If you’re like most parents, then you’ve had at least a little anxiety about handing over the keys and letting your teenage driver loose on the roads. And there’s a good reason for your worries. Studies have shown that drivers ages 15-18 are more likely to be involved in motor vehicle accidents than other age groups.
To make your life easier as a parent, we summarize the top causes of accidents for teens ranked by their frequency and severity (this does not necessarily mean these are the most dangerous). By having this knowledge, you will be better equipped to ensure your teen is a safe driver and knows what to do in an emergency.
One of the most common causes of teen driving accidents is inexperience. Inexperience is a leading factor, as teens have not had the same time behind the wheel as adult drivers. Thus, they are not used to driving on open roads with cars and trucks whizzing by at unbelievably high speeds. As such, they make mistakes that adults would probably avoid.
If your teenager gets involved in an accident, learn how a Long Island car accident lawyer can help. Since this is probably a new situation for them, your child could use expert legal guidance in dealing with the crash.
Nighttime and Weekend Driving
Studies have shown that approximately 40% of all teen drivers involved in fatal car accidents have been driving between 9 pm and 6 am. Several factors may be at play here. For one, teens are usually less experienced drivers. As such, they are more likely to have difficulty driving at night.
The number of distractions and obstacles tends to be greater at night. Also, many parents give their teen drivers rather lenient curfews, allowing them to drive late at night after being in bed.
Ignoring Safety Belts
According to studies, teens are less likely to fasten their seatbelts while driving. They assume that they do not need to wear seat belts because they are young and healthy.
Others think that the belts do not look cool or may interfere with their driving. They might also not see the importance of wearing a seatbelt because they are far away from potential accidents. They increase the chances of being injured in an accident if it happens.
Driving is not just a right but a privilege that comes with various responsibilities. Unfortunately, it appears that many teens do not realize how dangerous careless driving can be. According to recent studies, distracted driving has been accountable for causing two-thirds of all teen driving accidents in the last decade.
Although “distracted driving” can take many different forms, texting and using phones while driving is the most common kind. Coming in the second place is “impaired driving,” which includes alcohol use before getting behind the wheel.
As per research, speeding was involved in 32% of teen driver accidents. Teens who reported speeding at least occasionally were three times more likely than other teen drivers to have an accident.
Teenagers often overestimate their driving ability and underestimate the dangers of speeding. Driver training classes can help reduce this dangerous risk-taking behavior, but you can’t rely on the new driver’s parent to always be there – you need to step in as the “copilot.”
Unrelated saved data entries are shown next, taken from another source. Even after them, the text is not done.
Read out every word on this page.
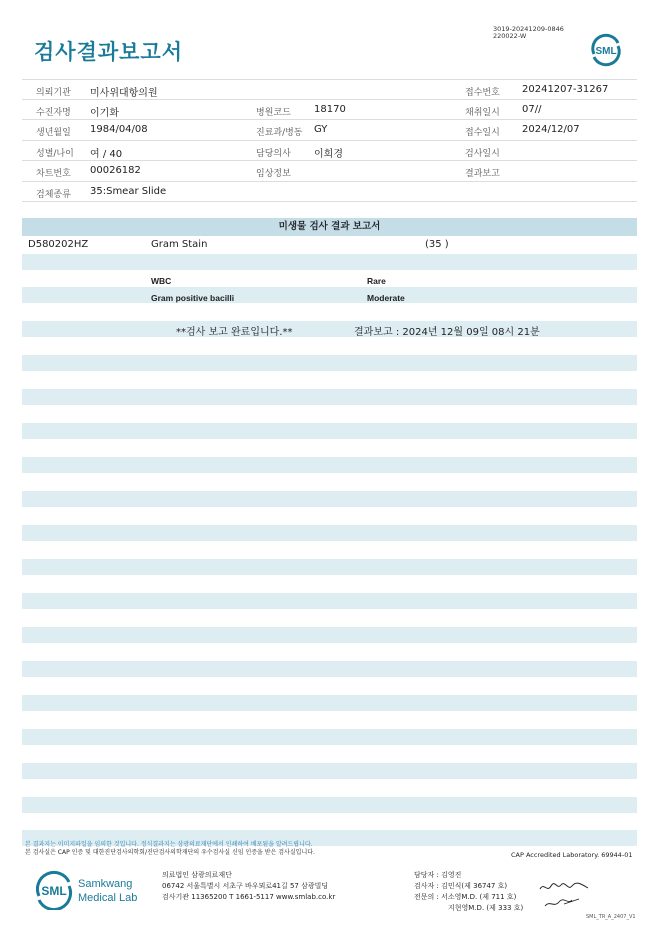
검사결과보고서
3019-20241209-0846
220022-W
SML
의뢰기관 미사위대항의원	접수번호 20241207-31267
수진자명 이기화	병원코드 18170	채취일시 07//
생년월일 1984/04/08	진료과/병동 GY	접수일시 2024/12/07
성별/나이 여 / 40	담당의사 이희경	검사일시
차트번호 00026182	임상정보	결과보고
검체종류 35:Smear Slide
미생물 검사 결과 보고서
D580202HZ	Gram Stain	(35 )
WBC	Rare
Gram positive bacilli	Moderate
**검사 보고 완료입니다.**	결과보고 : 2024년 12월 09일 08시 21분
본 결과지는 이미지파일을 임의한 것입니다. 정식결과지는 삼광의료재단에서 인쇄하여 배포됨을 알려드립니다.
본 검사실은 CAP 인증 및 대한진단검사의학회/진단검사의학재단의 우수검사실 신임 인증을 받은 검사실입니다.	CAP Accredited Laboratory. 69944-01
SML Samkwang
Medical Lab
의료법인 삼광의료재단
06742 서울특별시 서초구 바우뫼로41길 57 삼광빌딩
검사기관 11365200 T 1661-5117 www.smlab.co.kr
담당자 : 김영진
검사자 : 김민식(제 36747 호)
전문의 : 서소영M.D. (제 711 호)
지현영M.D. (제 333 호)
SML_TR_A_2407_V1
Establish a Healthy Set of Driving Habits
The most effective way to reduce your child’s risk of causing an accident is to establish a healthy set of driving habits. These behaviors will increase their life expectancy and improve their chances of avoiding severe accidents.
The best way to do this? Be preemptive and influence your teen before they’re on the road. By setting clear boundaries, monitoring his driving experience, and talking with him about safety risks, you’ll be able to encourage safe, responsible driving at every turn.
Ultimately, the statistics may differ based on where you live. However, the data can provide insight into what type of driving habits your teen driver should focus on changing. It’s also important to remember that many other things contribute to teen driving accidents.
Therefore, if your teen is a new driver, make sure that you are aware of their driving habits, and point out any unsafe actions. Having a conversation about safe driving with your teen can be nerve-racking and uncomfortable, but it’s worth it if you can help them become a safer driver in the long run.